Long-time adversaries France and the then West Germany agreed in 1950 to put their coal and steel industries under a single authority to show, in Schuman's words, "that a war between France and Germany becomes not only unthinkable but materially impossible."
The European project "calmed a continent scarred by wars whose horrors culminated in the 20th Century with ... two world wars among the most terrible of them all," Guiliani said.
In announcing the prize, the Nobel committee highlighted the EU's role in bringing peace after World War II left the continent prostrate and seemingly without a future as the United States and the Soviet Union faced off in the Cold War.
The EU and its predecessors "have over six decades contributed to peace and reconciliation, democracy and human rights," Nobel Committee president Thorbjoern Jagland said.
More than 60 years later, the 27 nations now in the bloc have never known such a long period of peace in a continent whose history is checkered with some of the bloodiest and most awful conflicts known to man.
Initially six -- Belgium, France, Germany, Italy, Luxembourg and the Netherlands -- the EU totalled 15 members in 2004 when it embraced the first of the former Soviet states stranded for half a century behind the Iron Curtain.
In the euphoria of the times, border posts were put into mothballs in the 1990s under the Schengen treaty allowing free travel and the single euro currency was launched the same decade.
The dream since has been dented as the stinging austerity programmes adopted to combat the eurozone debt crisis undercut support for further centralisation in a European super-state headquartered in Brussels.
While the bloc's 500 million people continue to enjoy prosperity equalled only in the United States, the power of emerging giants such as China, India and Brazil have heightened fears of decline across a continent slumping into recession and hit by soaring unemployment, especially among the young.

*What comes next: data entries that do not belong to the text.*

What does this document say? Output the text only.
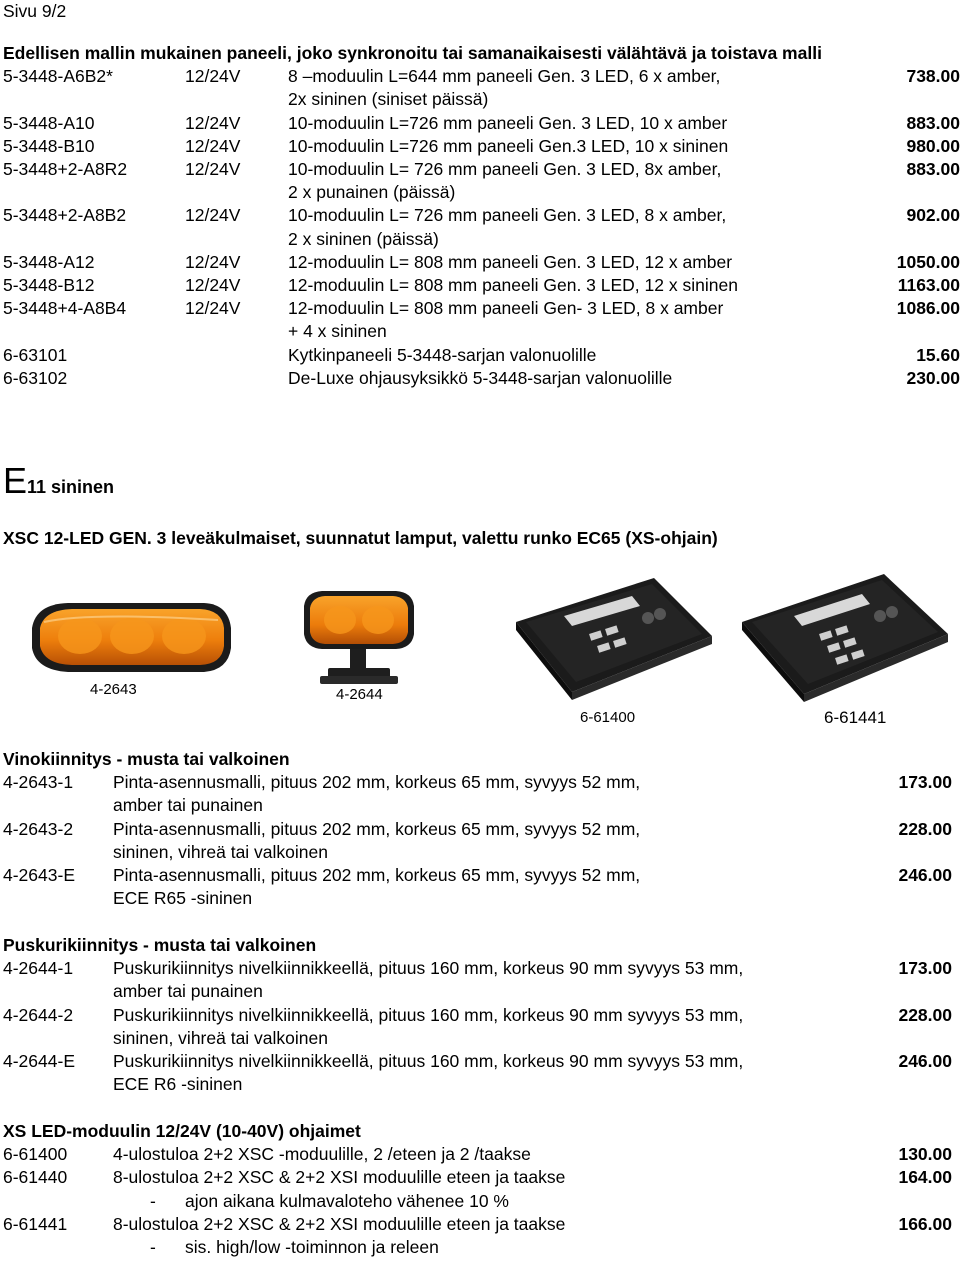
Sivu 9/2
Edellisen mallin mukainen paneeli, joko synkronoitu tai samanaikaisesti välähtävä ja toistava malli
5-3448-A6B2*	12/24V	8 –moduulin L=644 mm paneeli Gen. 3 LED, 6 x amber,	738.00
2x sininen (siniset päissä)
5-3448-A10	12/24V	10-moduulin L=726 mm paneeli Gen. 3 LED, 10 x amber	883.00
5-3448-B10	12/24V	10-moduulin L=726 mm paneeli Gen.3 LED, 10 x sininen	980.00
5-3448+2-A8R2	12/24V	10-moduulin L= 726 mm paneeli Gen. 3 LED, 8x amber,	883.00
2 x punainen (päissä)
5-3448+2-A8B2	12/24V	10-moduulin L= 726 mm paneeli Gen. 3 LED, 8 x amber,	902.00
2 x sininen (päissä)
5-3448-A12	12/24V	12-moduulin L= 808 mm paneeli Gen. 3 LED, 12 x amber	1050.00
5-3448-B12	12/24V	12-moduulin L= 808 mm paneeli Gen. 3 LED, 12 x sininen	1163.00
5-3448+4-A8B4	12/24V	12-moduulin L= 808 mm paneeli Gen- 3 LED, 8 x amber	1086.00
+ 4 x sininen
6-63101	Kytkinpaneeli 5-3448-sarjan valonuolille	15.60
6-63102	De-Luxe ohjausyksikkö 5-3448-sarjan valonuolille	230.00
E11 sininen
XSC 12-LED GEN. 3 leveäkulmaiset, suunnatut lamput, valettu runko EC65 (XS-ohjain)
4-2643	4-2644
6-61400	6-61441
Vinokiinnitys - musta tai valkoinen
4-2643-1	Pinta-asennusmalli, pituus 202 mm, korkeus 65 mm, syvyys 52 mm,	173.00
amber tai punainen
4-2643-2	Pinta-asennusmalli, pituus 202 mm, korkeus 65 mm, syvyys 52 mm,	228.00
sininen, vihreä tai valkoinen
4-2643-E	Pinta-asennusmalli, pituus 202 mm, korkeus 65 mm, syvyys 52 mm,	246.00
ECE R65 -sininen
Puskurikiinnitys - musta tai valkoinen
4-2644-1	Puskurikiinnitys nivelkiinnikkeellä, pituus 160 mm, korkeus 90 mm syvyys 53 mm,	173.00
amber tai punainen
4-2644-2	Puskurikiinnitys nivelkiinnikkeellä, pituus 160 mm, korkeus 90 mm syvyys 53 mm,	228.00
sininen, vihreä tai valkoinen
4-2644-E	Puskurikiinnitys nivelkiinnikkeellä, pituus 160 mm, korkeus 90 mm syvyys 53 mm,	246.00
ECE R6 -sininen
XS LED-moduulin 12/24V (10-40V) ohjaimet
6-61400	4-ulostuloa 2+2 XSC -moduulille, 2 /eteen ja 2 /taakse	130.00
6-61440	8-ulostuloa 2+2 XSC & 2+2 XSI moduulille eteen ja taakse	164.00
-	ajon aikana kulmavaloteho vähenee 10 %
6-61441	8-ulostuloa 2+2 XSC & 2+2 XSI moduulille eteen ja taakse	166.00
-	sis. high/low -toiminnon ja releen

Resentment at the diktats laid down by Brussels to curb spending and enforce fiscal discipline has driven a backlash in the shape of mounting nationalist feeling, evident from Catalonia in Spain, to Italy, to Belgium to Scotland.
Further enlargement of the bloc appears improbable, with Turkey's long-running bid for membership increasingly seen as a pipe-dream, and the EU needing to put its own house in order first.